More than 25 people, several in wheelchairs, attended the meeting at Aupuni Center in Hilo, the last of six public meetings on the latest draft of the plan. The project so far has been a year and a half in the making.

The ambitious 10-year plan incorporates suggestions from the public through prior meetings and comments, and makes the Hele-On bus system more user friendly and convenient. But funding the project has yet to be worked out.

“You can’t get something for nothing,” said Cheryl Soon, a consultant with Honolulu-based consulting firm SSFM International. “You can’t have the expansion of the plan without money.”

The current system costs $14.3 million annually to operate. Consultants recommend that be increased to $15.3 million in the fiscal year that starts July 1, then $16 million in 2019-20, $19.5 million in 2020-21 and $19.9 million in 2021-22. Federal grants and fares defray a small percentage of that.

Soon said the consultants are recommending no bus fare increase for at least three years.

There will be a need for an “emergency infusion” of money to buy buses, however, Soon said. The county will need a total of 55 buses within 10 years. It currently has 19, she said.

The county should have been buying five or six new buses every year, but that practice lapsed, leaving an aging fleet that often breaks down.

The plan has five goals: make riding transit easier, reliable and more desirable than other options; create a transit system to serve the employment and social needs of all people; implement technology to provide real-time transportation information; create transportation hubs and bus stops with amenities that provide rider comfort and safety and that help support community and village gathering places; and phase system implementation in a fiscally sustainable manner.

Among the proposed changes to be phased in during the next 10 years:

• Hubs would be created in Kona, Waimea, Keaau and Pahoa, with “spokes” leaving from the hubs to serve nearby communities.

• Service would be added to the Ellison Onizuka Kona International Airport.
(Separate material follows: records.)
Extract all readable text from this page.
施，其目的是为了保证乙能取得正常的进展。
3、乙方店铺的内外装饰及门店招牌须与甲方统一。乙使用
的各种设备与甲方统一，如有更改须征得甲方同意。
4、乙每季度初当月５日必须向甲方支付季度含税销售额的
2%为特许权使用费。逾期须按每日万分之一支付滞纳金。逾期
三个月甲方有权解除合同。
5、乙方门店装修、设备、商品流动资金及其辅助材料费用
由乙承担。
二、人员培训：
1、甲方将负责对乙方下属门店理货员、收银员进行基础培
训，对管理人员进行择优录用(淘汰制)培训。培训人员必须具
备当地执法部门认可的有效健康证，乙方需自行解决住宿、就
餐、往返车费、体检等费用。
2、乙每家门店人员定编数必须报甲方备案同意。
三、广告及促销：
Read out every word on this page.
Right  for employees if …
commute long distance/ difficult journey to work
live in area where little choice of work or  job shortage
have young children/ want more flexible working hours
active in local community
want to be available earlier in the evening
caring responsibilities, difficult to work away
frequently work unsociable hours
Four Kona-oriented circulator routes would replace the current Intra-Kona service. Kona also would get a maintenance facility.

• New service would be added in Hawaiian Paradise Park to serve Shower Drive and the future park and regional center on Kaloli Drive. One new trip for a total of four trips would be provided to Kalapana via the Red Road, operating in alternating directions.

• On-demand paratransit services would be added in some areas, as well as reservation-based flex service, express routes and Sunday service on some routes.

Consultants also are recommending a van pool subsidy program and expanding the current taxi voucher system and bike share program. The taxi program currently is only in Hilo, while the bike share program is only in Kona.

Consultants acknowledged that expanded bike programs would be reliant on other improvements, such as bicycle lanes or sidewalks.

“It’s kind of dangerous for people to have these bikes and ride them,” said former Hilo Councilman Dennis “Fresh” Onishi.

Federal grants for six new smaller buses were recently approved.

The 15- to 26-seat buses will be used for regular routes, supplementing larger buses that run the long hauls. The county will pay 20 percent of the cost of each bus, while the federal grant pays 80 percent.

The buses are estimated at $120,000 to $140,000 each.

Consultant Linda Frysztacki said the group noticed early on the timing of the routes hasn’t kept up with changes in traffic.

“The buses at most should be five or six minutes late,” Frysztacki said. “Not 30 minutes late, not 40 minutes late.”

Most riders pay a fare of $1 or $2 each way, but the amount isn’t nearly enough to cover the program. An estimated 750,000 people ride the Hele-On system annually, at an estimated cost to taxpayers of $16.01 each.